Avatar, James Cameron

No obstante, en Cameron, el medio no conspira contra la idea y el vehículo tecnológico no deja de ser un pasaporte hacia su profusa narrativa. La meticulosa creación de un medio ambiente artificial y la potencia empleada en los efectos especiales -sin descuidar nunca la dignidad de la historia ni la conexión del espectador con los personajes-, hacen tomar dimensión de esta valiosa herramienta, sabiendo que allí radica el secreto de su éxito, sin cargar sobre sí el pulso del relato.

En Avatar, la sensación de «seres reales» anula la idea de un abismo entre dos mundos. Cientos de objetos, criaturas, humanos, luces, sonidos y naves galácticas vistos en trailers comerciales pueden parecer lejanos, acaso comunes y corrientes. Sin embargo, la magia del 3D los confunde en perfecta sintonía, poblando profundidades, captando texturas, resaltando relieves y delineando contornos. Cameron nos arraiga en su palpable realidad, nos hace creer la fantasía de estos seres azules en constante movimiento. Es el vértigo adictivo que produce sumergirse en el mundo imaginario que ha creado para nosotros: una épica futurista.

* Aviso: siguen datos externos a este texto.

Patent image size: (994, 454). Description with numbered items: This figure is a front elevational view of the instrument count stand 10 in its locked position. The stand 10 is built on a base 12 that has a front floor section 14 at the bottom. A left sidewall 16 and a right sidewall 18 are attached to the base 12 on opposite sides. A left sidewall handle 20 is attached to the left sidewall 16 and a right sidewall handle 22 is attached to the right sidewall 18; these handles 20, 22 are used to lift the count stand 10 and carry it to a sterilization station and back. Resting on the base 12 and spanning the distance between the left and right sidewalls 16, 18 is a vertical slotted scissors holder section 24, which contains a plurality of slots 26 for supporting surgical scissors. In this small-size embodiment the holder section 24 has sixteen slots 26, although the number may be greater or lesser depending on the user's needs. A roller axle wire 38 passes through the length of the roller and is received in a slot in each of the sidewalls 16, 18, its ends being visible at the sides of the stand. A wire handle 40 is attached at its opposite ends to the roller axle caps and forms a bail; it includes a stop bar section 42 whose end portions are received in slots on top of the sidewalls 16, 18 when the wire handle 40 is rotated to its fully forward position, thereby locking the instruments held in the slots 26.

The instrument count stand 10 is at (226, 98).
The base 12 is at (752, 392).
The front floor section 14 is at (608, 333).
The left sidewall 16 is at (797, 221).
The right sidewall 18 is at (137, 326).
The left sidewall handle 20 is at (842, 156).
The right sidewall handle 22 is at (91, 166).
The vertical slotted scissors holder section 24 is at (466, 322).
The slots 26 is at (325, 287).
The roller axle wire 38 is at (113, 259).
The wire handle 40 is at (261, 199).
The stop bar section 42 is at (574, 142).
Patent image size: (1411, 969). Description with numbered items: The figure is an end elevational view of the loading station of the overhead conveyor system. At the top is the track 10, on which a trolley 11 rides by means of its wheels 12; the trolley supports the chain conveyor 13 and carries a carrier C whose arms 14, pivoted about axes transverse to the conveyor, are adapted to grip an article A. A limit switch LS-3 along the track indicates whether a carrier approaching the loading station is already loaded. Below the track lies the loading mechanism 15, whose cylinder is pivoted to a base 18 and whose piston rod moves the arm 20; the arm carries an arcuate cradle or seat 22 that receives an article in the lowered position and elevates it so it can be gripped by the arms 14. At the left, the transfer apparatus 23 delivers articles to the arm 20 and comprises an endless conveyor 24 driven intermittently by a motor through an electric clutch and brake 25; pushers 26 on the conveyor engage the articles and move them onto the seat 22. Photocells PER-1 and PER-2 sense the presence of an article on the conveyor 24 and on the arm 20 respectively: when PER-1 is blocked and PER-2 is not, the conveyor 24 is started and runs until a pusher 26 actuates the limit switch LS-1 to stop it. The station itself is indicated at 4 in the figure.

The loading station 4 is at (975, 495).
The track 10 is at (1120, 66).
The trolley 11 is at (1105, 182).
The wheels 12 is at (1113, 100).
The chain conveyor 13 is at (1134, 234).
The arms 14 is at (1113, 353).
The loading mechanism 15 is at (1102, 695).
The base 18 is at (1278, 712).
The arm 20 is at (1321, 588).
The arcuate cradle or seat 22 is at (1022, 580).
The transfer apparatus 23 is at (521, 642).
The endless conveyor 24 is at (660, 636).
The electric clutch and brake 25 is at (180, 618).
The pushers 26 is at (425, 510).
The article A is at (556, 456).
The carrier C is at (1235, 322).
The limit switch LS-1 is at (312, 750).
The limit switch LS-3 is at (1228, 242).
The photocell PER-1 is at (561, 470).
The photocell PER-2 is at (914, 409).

Durante los últimos años, el cineasta ha insistido en que Avatar cambiaría la forma de ver y hacer cine. Con su persistencia en el mismo mensaje, ha provocado una autosugestión en su público: lo que íbamos a presenciar era algo único e inmejorable, asistiríamos al nacimiento del «nuevo cine». Toda su carrera ha estado siempre marcada por una ambición desmedida por derrumbar barreras tecnológicas y encontrar nuevos niveles para el espectáculo, aprovechando al máximo las virtudes que le ofrece la técnica. En su bestial Avatar, seríamos testigos de su criatura más preciada. Apoteosis de su descomunal virtuosismo tecnológico llevado al paroxismo.

Avatar, James Cameron

El reto al que se enfrentaba el director era lograr, a través de un mundo digital, el perfecto equilibrio en dotar de protagonismo humano a una historia que pretendía prescindir de este. Sin llegar a ser consumido por los efectos especiales y la tecnología, demostrando una gran capacidad de generar nervio y emoción, el realizador gana la pulseada y sortea su primer gran obstáculo: en tiempos de incredulidad y esceptisismo, caer en la propia trampa del mediocre panorama hollywoodense.

Sucede que la vida real, siempre, es mucho más dura que los cuentos con happy endings, de los que la meca del cine no puede librarse a lo largo de su recorrido. Sin embargo, quizás allí radique la fantasía que genera adentrarnos a este tipo de historias pertenecientes al cine más comercial. Alterando tal paradigma, Cameron nos ofrece un film de ficción de impacto y con la consistencia necesaria como para ser inteligente en sus conceptualidades, haciendo de la ambigüedad de la ética un fértil terreno para debatir.

Comprender la verdadera injerencia de Avatar en el curso del cine moderno consiste en el modo en que Cameron ha sabido llevar esas expectativas a un terreno de superación, hablando siempre de mejora tecnológica como instrumento en la interacción entre personajes digitales y el público real, al otro lado de la pantalla. A fin de cuentas, Avatar ofrece un entretenido tour de force a través de las nuevas tendencias del cine fantástico. Testimonio irrefutable del poder de fascinación de las eminentes tecnologías que relativizan el factor humano. Aquí, la capacidad de conmoción del autor se observa en un argumento de espesura suficientemente filosófica como para despertar reflexiones que atañen al militarismo, al imperialismo y a la rebelión. Un mensaje moral tras la apariencia artificial.

¿Acaso necesitábamos otra prueba más evidente? Una década después de su último trabajo como realizador, Cameron se ha enfrascado en el desarrollo de una serie de secuelas, en gran vértigo creativo, con miras a dar a conocer su intrigante saga en los años venideros. Bienvenidos a Planet Hollywood siglo XXI.